Wstrzymanie wykonania odnosi się do wszystkich decyzji organów podatkowych, a więc nie tylko takich, których adresatami są podatnicy, lecz także kierowanych do płatników, inkasentów. Dotyczy również decyzji adresowanych do osób trzecich odpowiadających za zobowiązania podatnika (małżonka, członka rodziny, nabywcy nieruchomości podatnika, firmanta itd.) oraz spadkobierców.

Postanowienie o wstrzymaniu wykonania decyzji zawsze pociąga za sobą skutek w postaci niemożności wszczęcia postępowania egzekucyjnego, czyli przymusowego ściągnięcia podatku, albo niemożliwości prowadzenia takiego postępowania, jeśli zostało już wszczęte.

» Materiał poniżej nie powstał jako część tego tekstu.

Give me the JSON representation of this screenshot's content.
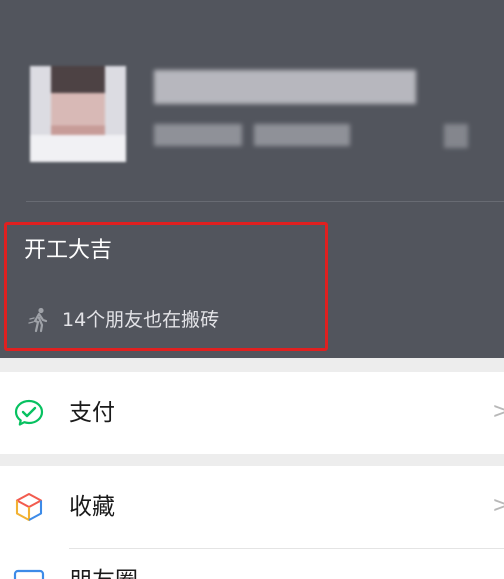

Trzeba jednak pamiętać, że stosownie do art. 224b § 2 ordynacji podatkowej (op) wstrzymanie wykonania decyzji nie ma wpływu na naliczanie odsetek za zwłokę. Biegną więc one nadal. Słowem, jeśli podatnik ostatecznie przegra sprawę, zapłaci odsetki także za okres wstrzymania decyzji.

W praktyce do wstrzymania dochodzi najczęściej na wniosek adresata decyzji. Jednak w niektórych wypadkach jest ono obowiązkowe, a nawet automatyczne.

Wstrzymanie z urzędu

Z urzędu, czyli z własnej inicjatywy, lub na wniosek strony organ podatkowy musi wydać postanowienie o wstrzymaniu wykonania decyzji w całości lub w części w dwu przypadkach (art. 224 § 2 op) uzasadnionych:

Nie jest przesłanką do wstrzymania wykonania decyzji to, że należność na rzecz fiskusa w niej określona czy ustalona może być wątpliwa np. ze względu na niejasność wchodzących w rachubę przepisów.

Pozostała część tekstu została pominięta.